Being one of Pakistan’s true greats isn’t beyond Azhar Ali, writes Ben Gardner.
If you were to carve a Mount Rushmore of modern Pakistani Test batsmanship, there would be little debate about the make-up of the quartet that deserve honouring.
Younis Khan, Javed Miandad, Inzamam-ul-Haq and Mohammad Yousuf occupy the top four spots on a number of national Test record lists, including the most centuries, the highest averages (min. 1,000 runs), and the most runs.
There is also a distance between them and the next players on the list. Each has more than 7,500 Test runs, with Miandad’s 23 hundreds the fewest among the four; among non-active players, no other has more than 6,000 runs or 15 hundreds. Each averages more than 50, while in a reasonably distant fifth is Misbah-ul-Haq, averaging 46.62.
However, in terms of runs and hundreds, one active player is closing the gap. Azhar Ali has just made his 18th Test hundred, and is now within 1,000 runs of Yousuf’s overall tally.
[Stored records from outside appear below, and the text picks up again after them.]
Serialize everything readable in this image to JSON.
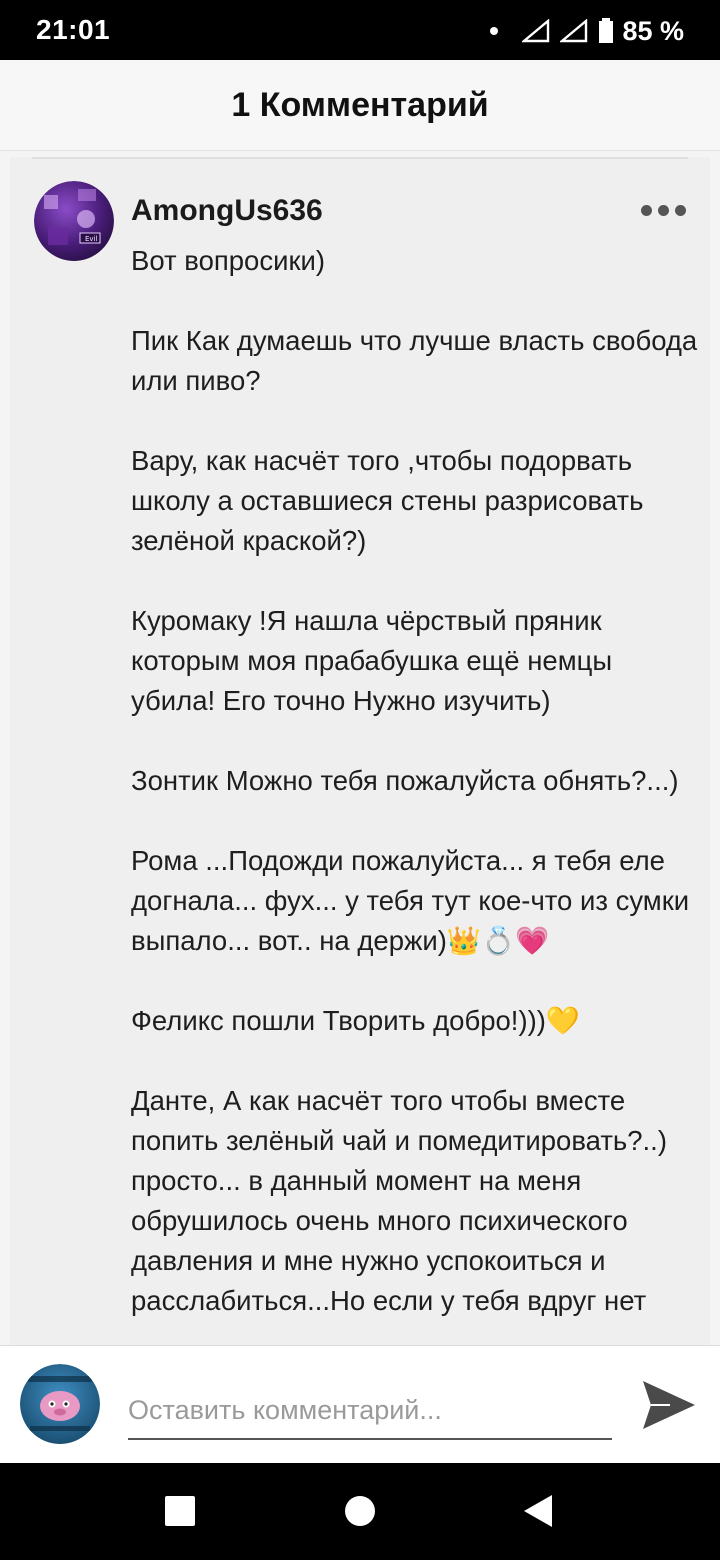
{
  "status_bar": {
    "time": "21:01",
    "battery_percent": "85 %",
    "battery_level": 0.85
  },
  "header": {
    "title": "1 Комментарий"
  },
  "comment": {
    "author": "AmongUs636",
    "avatar_label": "Evil",
    "paragraphs": [
      "Вот вопросики)",
      "Пик Как думаешь что лучше власть свобода или пиво?",
      "Вару, как насчёт того ,чтобы подорвать школу а оставшиеся стены разрисовать зелёной краской?)",
      "Куромаку !Я нашла чёрствый пряник которым моя прабабушка ещё немцы убила! Его точно Нужно изучить)",
      "Зонтик Можно тебя пожалуйста обнять?...)",
      "Рома ...Подожди пожалуйста... я тебя еле догнала... фух... у тебя тут кое-что из сумки выпало... вот.. на держи)👑💍💗",
      "Феликс пошли Творить добро!)))💛",
      "Данте, А как насчёт того чтобы вместе попить зелёный чай и помедитировать?..) просто... в данный момент на меня обрушилось очень много психического давления и мне нужно успокоиться и расслабиться...Но если у тебя вдруг нет"
    ]
  },
  "input": {
    "placeholder": "Оставить комментарий..."
  },
  "colors": {
    "status_bar_bg": "#000000",
    "header_bg": "#f7f7f7",
    "card_bg": "#efefef",
    "text": "#1e1e1e",
    "send_icon": "#4a4a4a"
  },
  "icons": {
    "more": "more-dots-icon",
    "send": "send-icon",
    "nav_recents": "square-recents-icon",
    "nav_home": "circle-home-icon",
    "nav_back": "triangle-back-icon",
    "signal": "signal-icon",
    "battery": "battery-icon"
  }
}
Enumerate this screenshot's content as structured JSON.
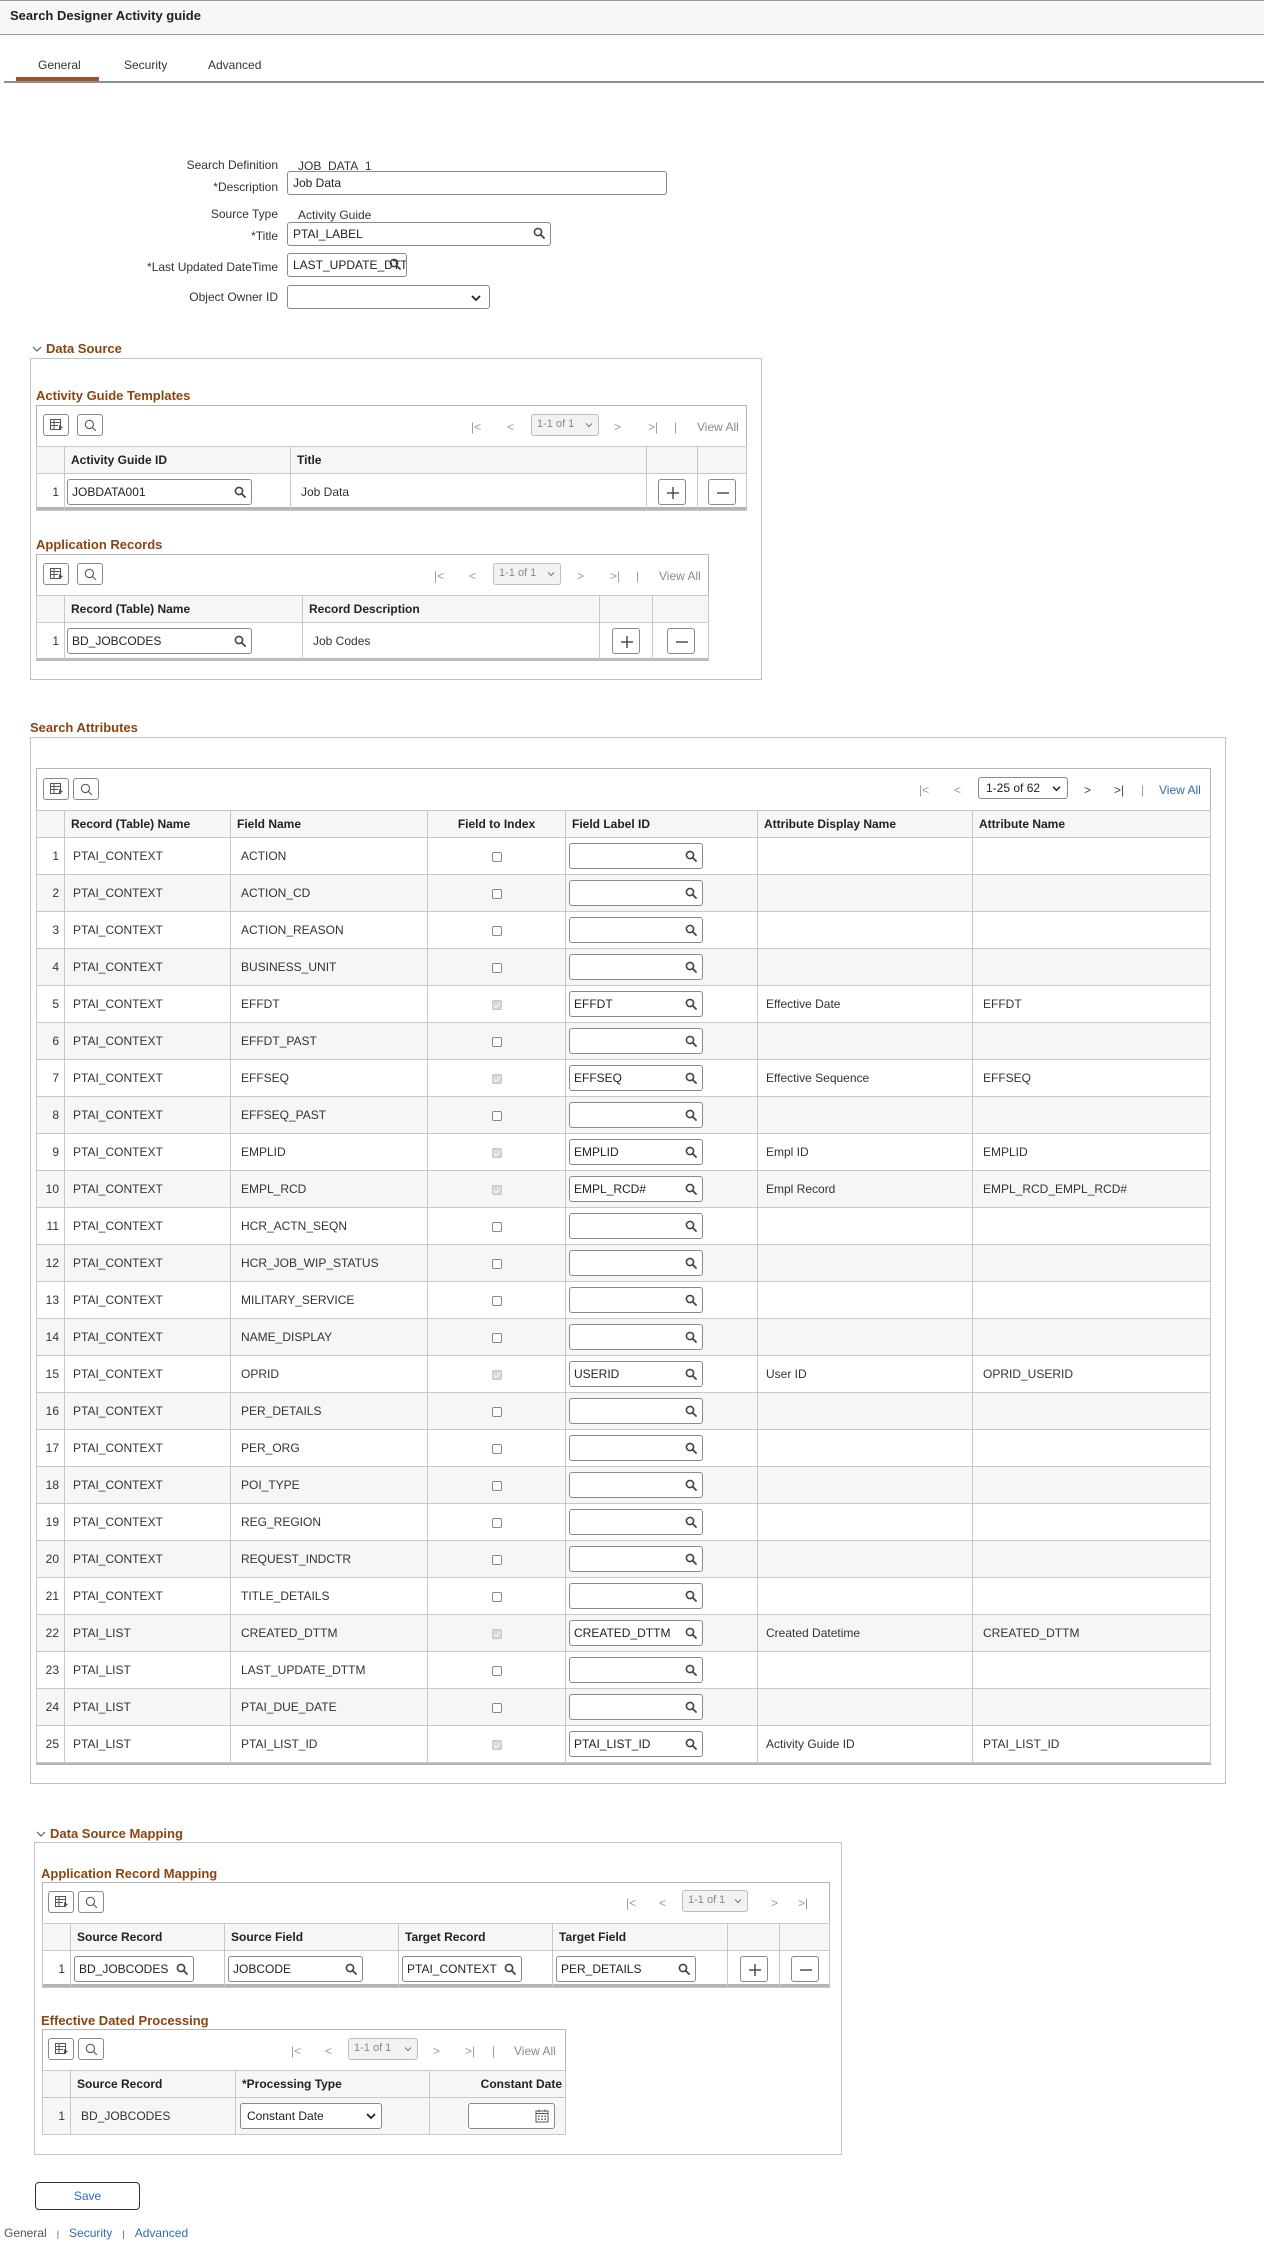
{
  "page": {
    "title": "Search Designer Activity guide",
    "tabs": [
      {
        "label": "General",
        "active": true
      },
      {
        "label": "Security",
        "active": false
      },
      {
        "label": "Advanced",
        "active": false
      }
    ]
  },
  "form": {
    "search_definition_label": "Search Definition",
    "search_definition_value": "JOB_DATA_1",
    "description_label": "*Description",
    "description_value": "Job Data",
    "source_type_label": "Source Type",
    "source_type_value": "Activity Guide",
    "title_label": "*Title",
    "title_value": "PTAI_LABEL",
    "last_updated_label": "*Last Updated DateTime",
    "last_updated_value": "LAST_UPDATE_DTT",
    "owner_label": "Object Owner ID",
    "owner_value": ""
  },
  "icons": {
    "search": "search-icon",
    "personalize": "grid-personalize-icon",
    "first": "first-page-icon",
    "prev": "previous-page-icon",
    "next": "next-page-icon",
    "last": "last-page-icon",
    "add": "plus-icon",
    "delete": "minus-icon",
    "calendar": "calendar-icon",
    "chevron": "chevron-down-icon"
  },
  "colors": {
    "accent": "#8b4513",
    "tab_underline": "#a0522d",
    "link": "#2e6db4",
    "row_alt": "#f7f6f4"
  },
  "data_source": {
    "title": "Data Source",
    "ag_templates": {
      "title": "Activity Guide Templates",
      "pager": "1-1 of 1",
      "view_all": "View All",
      "columns": [
        "Activity Guide ID",
        "Title"
      ],
      "rows": [
        {
          "num": "1",
          "id": "JOBDATA001",
          "title": "Job Data"
        }
      ]
    },
    "app_records": {
      "title": "Application Records",
      "pager": "1-1 of 1",
      "view_all": "View All",
      "columns": [
        "Record (Table) Name",
        "Record Description"
      ],
      "rows": [
        {
          "num": "1",
          "record": "BD_JOBCODES",
          "description": "Job Codes"
        }
      ]
    }
  },
  "search_attributes": {
    "title": "Search Attributes",
    "pager": "1-25 of 62",
    "view_all": "View All",
    "columns": [
      "Record (Table) Name",
      "Field Name",
      "Field to Index",
      "Field Label ID",
      "Attribute Display Name",
      "Attribute Name"
    ],
    "rows": [
      {
        "num": "1",
        "record": "PTAI_CONTEXT",
        "field": "ACTION",
        "indexed": false,
        "label_id": "",
        "display": "",
        "attr": ""
      },
      {
        "num": "2",
        "record": "PTAI_CONTEXT",
        "field": "ACTION_CD",
        "indexed": false,
        "label_id": "",
        "display": "",
        "attr": ""
      },
      {
        "num": "3",
        "record": "PTAI_CONTEXT",
        "field": "ACTION_REASON",
        "indexed": false,
        "label_id": "",
        "display": "",
        "attr": ""
      },
      {
        "num": "4",
        "record": "PTAI_CONTEXT",
        "field": "BUSINESS_UNIT",
        "indexed": false,
        "label_id": "",
        "display": "",
        "attr": ""
      },
      {
        "num": "5",
        "record": "PTAI_CONTEXT",
        "field": "EFFDT",
        "indexed": true,
        "label_id": "EFFDT",
        "display": "Effective Date",
        "attr": "EFFDT"
      },
      {
        "num": "6",
        "record": "PTAI_CONTEXT",
        "field": "EFFDT_PAST",
        "indexed": false,
        "label_id": "",
        "display": "",
        "attr": ""
      },
      {
        "num": "7",
        "record": "PTAI_CONTEXT",
        "field": "EFFSEQ",
        "indexed": true,
        "label_id": "EFFSEQ",
        "display": "Effective Sequence",
        "attr": "EFFSEQ"
      },
      {
        "num": "8",
        "record": "PTAI_CONTEXT",
        "field": "EFFSEQ_PAST",
        "indexed": false,
        "label_id": "",
        "display": "",
        "attr": ""
      },
      {
        "num": "9",
        "record": "PTAI_CONTEXT",
        "field": "EMPLID",
        "indexed": true,
        "label_id": "EMPLID",
        "display": "Empl ID",
        "attr": "EMPLID"
      },
      {
        "num": "10",
        "record": "PTAI_CONTEXT",
        "field": "EMPL_RCD",
        "indexed": true,
        "label_id": "EMPL_RCD#",
        "display": "Empl Record",
        "attr": "EMPL_RCD_EMPL_RCD#"
      },
      {
        "num": "11",
        "record": "PTAI_CONTEXT",
        "field": "HCR_ACTN_SEQN",
        "indexed": false,
        "label_id": "",
        "display": "",
        "attr": ""
      },
      {
        "num": "12",
        "record": "PTAI_CONTEXT",
        "field": "HCR_JOB_WIP_STATUS",
        "indexed": false,
        "label_id": "",
        "display": "",
        "attr": ""
      },
      {
        "num": "13",
        "record": "PTAI_CONTEXT",
        "field": "MILITARY_SERVICE",
        "indexed": false,
        "label_id": "",
        "display": "",
        "attr": ""
      },
      {
        "num": "14",
        "record": "PTAI_CONTEXT",
        "field": "NAME_DISPLAY",
        "indexed": false,
        "label_id": "",
        "display": "",
        "attr": ""
      },
      {
        "num": "15",
        "record": "PTAI_CONTEXT",
        "field": "OPRID",
        "indexed": true,
        "label_id": "USERID",
        "display": "User ID",
        "attr": "OPRID_USERID"
      },
      {
        "num": "16",
        "record": "PTAI_CONTEXT",
        "field": "PER_DETAILS",
        "indexed": false,
        "label_id": "",
        "display": "",
        "attr": ""
      },
      {
        "num": "17",
        "record": "PTAI_CONTEXT",
        "field": "PER_ORG",
        "indexed": false,
        "label_id": "",
        "display": "",
        "attr": ""
      },
      {
        "num": "18",
        "record": "PTAI_CONTEXT",
        "field": "POI_TYPE",
        "indexed": false,
        "label_id": "",
        "display": "",
        "attr": ""
      },
      {
        "num": "19",
        "record": "PTAI_CONTEXT",
        "field": "REG_REGION",
        "indexed": false,
        "label_id": "",
        "display": "",
        "attr": ""
      },
      {
        "num": "20",
        "record": "PTAI_CONTEXT",
        "field": "REQUEST_INDCTR",
        "indexed": false,
        "label_id": "",
        "display": "",
        "attr": ""
      },
      {
        "num": "21",
        "record": "PTAI_CONTEXT",
        "field": "TITLE_DETAILS",
        "indexed": false,
        "label_id": "",
        "display": "",
        "attr": ""
      },
      {
        "num": "22",
        "record": "PTAI_LIST",
        "field": "CREATED_DTTM",
        "indexed": true,
        "label_id": "CREATED_DTTM",
        "display": "Created Datetime",
        "attr": "CREATED_DTTM"
      },
      {
        "num": "23",
        "record": "PTAI_LIST",
        "field": "LAST_UPDATE_DTTM",
        "indexed": false,
        "label_id": "",
        "display": "",
        "attr": ""
      },
      {
        "num": "24",
        "record": "PTAI_LIST",
        "field": "PTAI_DUE_DATE",
        "indexed": false,
        "label_id": "",
        "display": "",
        "attr": ""
      },
      {
        "num": "25",
        "record": "PTAI_LIST",
        "field": "PTAI_LIST_ID",
        "indexed": true,
        "label_id": "PTAI_LIST_ID",
        "display": "Activity Guide ID",
        "attr": "PTAI_LIST_ID"
      }
    ]
  },
  "data_source_mapping": {
    "title": "Data Source Mapping",
    "app_record_mapping": {
      "title": "Application Record Mapping",
      "pager": "1-1 of 1",
      "columns": [
        "Source Record",
        "Source Field",
        "Target Record",
        "Target Field"
      ],
      "rows": [
        {
          "num": "1",
          "source_record": "BD_JOBCODES",
          "source_field": "JOBCODE",
          "target_record": "PTAI_CONTEXT",
          "target_field": "PER_DETAILS"
        }
      ]
    },
    "effdt_processing": {
      "title": "Effective Dated Processing",
      "pager": "1-1 of 1",
      "view_all": "View All",
      "columns": [
        "Source Record",
        "*Processing Type",
        "Constant Date"
      ],
      "rows": [
        {
          "num": "1",
          "source_record": "BD_JOBCODES",
          "processing_type": "Constant Date",
          "constant_date": ""
        }
      ]
    }
  },
  "actions": {
    "save_label": "Save"
  },
  "footer": {
    "links": [
      {
        "label": "General",
        "current": true
      },
      {
        "label": "Security",
        "current": false
      },
      {
        "label": "Advanced",
        "current": false
      }
    ],
    "separator": "|"
  }
}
His average of 43.28 sees him some way down the list, dented by a fallow stretch in 2018 and 2019 in which he averaged 27. Since then he averages a tick under 50, with an unbeaten 141 against England confirming a player back near his best. While things can change fast in the world of Pakistan cricket, he could yet end up with a record that demands consideration alongside the very best his country has produced.
Whether Azhar qualifies as a true great will prompt much debate. There have been standout moments, and his record is even more impressive when you consider that his first home Test came nearly 10 years into his career. He did as much as anyone to make the UAE a near-impenetrable fortress, averaging 53.97 in Pakistan’s adopted home, with a high score of 302* one of just four Test match triple centuries in the history of Pakistan cricket.
Arguably his most impactful knocks came against England. There was a near nine-hour 157 in a ball-dominated 2012 series, sealing a whitewash against the then-No.1 Test side, and he averaged 42 and made a hundred in the 2016 series draw which took Pakistan to the top of the world.
He has also stood tall in the country Pakistan have struggled in most. They have lost 17 Tests in a row in Australia, with Azhar featuring in five of those, but he has been blameless, averaging 52 and making a special day/night double century in 2016.
Perhaps the aspect of his career that holds Azhar back most from greatness is his inability, so far, to truly become Pakistan’s main man, the player to be relied upon to churn out scores regularly, rather than each statement score being something of note. The opportunity to do so presented itself at the end of the MisYou era, with the symbolic handing of the torch over to both Azhar and Asad Shafiq at the end of the 2017 series in West Indies.
Azhar made a century in the final Test of that series, which ended with Shannon Gabriel’s infamous hoick. His average stood at 47, and he seemed ready to step out of the shadows of the greats and become one himself. He wouldn’t make three figures again until December 2018, when his average had dropped under 45.
At the age of 36, he might not have long left as a Test cricketer. Or he could look at the examples of Younis and Misbah-ul-Haq, with the former making 2,985 runs after turning 36 and the latter 4,214, with each averaging over 50. Such a glut isn’t beyond Azhar. Should he achieve something similar, Pakistan’s Mount Rushmore may yet need to make room for a fifth member before Babar Azam’s inevitable coronation.